My dad plays keno but always (mostly) loses. I want to explain to him in a way the odds are clear.
20 numbers are picked per game from the draw and the player picks 10. There are 80 numbers total to choose from. I hope I explained that clearly.
So, I thought it would be 80 choose 10 but I’ve seen another answer say it’s (equivalently) 20 choose 10/ 80 choose 10. Much appreciation to get an answer for this.
Here is the payout table:
For your dad to win the biggest prize, he would have to pick ten numbers of the winning twenty, so there are $20\choose 10$ ways he can win. The total number of ways he can make his pick is $80\choose 10$, so his chance of winning a million dollars is ${20\choose 10}/{80\choose 10}\approx 1.12\cdot 10^{-7}$.
However, that's not the only way he can win. He might also have anywhere from four to nine of the winning numbers. For him to have $k$ of the winning numbers, he would have $20\choose k$ ways to pick those numbers, and then $60\choose 10-k$ ways to pick the rest. Note that when $k=10$, that ${60\choose 10-k}={60\choose 0}=1$, so this generalizes the previous formula. There are still $80\choose 10$ ways he can make his choice.

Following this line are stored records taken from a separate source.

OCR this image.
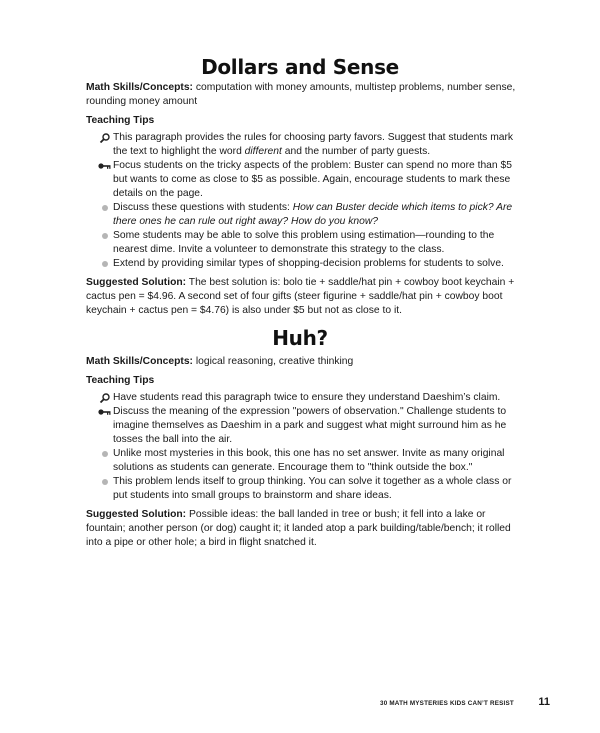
Dollars and Sense

Math Skills/Concepts: computation with money amounts, multistep problems, number sense, rounding money amount

Teaching Tips
This paragraph provides the rules for choosing party favors. Suggest that students mark the text to highlight the word different and the number of party guests.
Focus students on the tricky aspects of the problem: Buster can spend no more than $5 but wants to come as close to $5 as possible. Again, encourage students to mark these details on the page.
Discuss these questions with students: How can Buster decide which items to pick? Are there ones he can rule out right away? How do you know?
Some students may be able to solve this problem using estimation—rounding to the nearest dime. Invite a volunteer to demonstrate this strategy to the class.
Extend by providing similar types of shopping-decision problems for students to solve.

Suggested Solution: The best solution is: bolo tie + saddle/hat pin + cowboy boot keychain + cactus pen = $4.96. A second set of four gifts (steer figurine + saddle/hat pin + cowboy boot keychain + cactus pen = $4.76) is also under $5 but not as close to it.

Huh?

Math Skills/Concepts: logical reasoning, creative thinking

Teaching Tips
Have students read this paragraph twice to ensure they understand Daeshim’s claim.
Discuss the meaning of the expression "powers of observation." Challenge students to imagine themselves as Daeshim in a park and suggest what might surround him as he tosses the ball into the air.
Unlike most mysteries in this book, this one has no set answer. Invite as many original solutions as students can generate. Encourage them to "think outside the box."
This problem lends itself to group thinking. You can solve it together as a whole class or put students into small groups to brainstorm and share ideas.

Suggested Solution: Possible ideas: the ball landed in tree or bush; it fell into a lake or fountain; another person (or dog) caught it; it landed atop a park building/table/bench; it rolled into a pipe or other hole; a bird in flight snatched it.

30 MATH MYSTERIES KIDS CAN’T RESIST 11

With this, we can compute the expected value of this game, which means for each winning outcome, computing the probability that he wins, multiplying the probability by the prize money, and adding these values up. Let $p_k$ denote the prize money for having $k$ winning numbers (assuming $p_{10}=10^6$). Then the expected value is
$$\frac{\sum_{k=4}^{10} {20\choose k}{60\choose 10-k}p_k}{80\choose 10}$$
By running a short python script, we can see that the expected value is around $\$0.65$. If your dad is paying more than $65$ cents when he buys ten numbers (which he probably is), then on average, he'll lose money per ticket.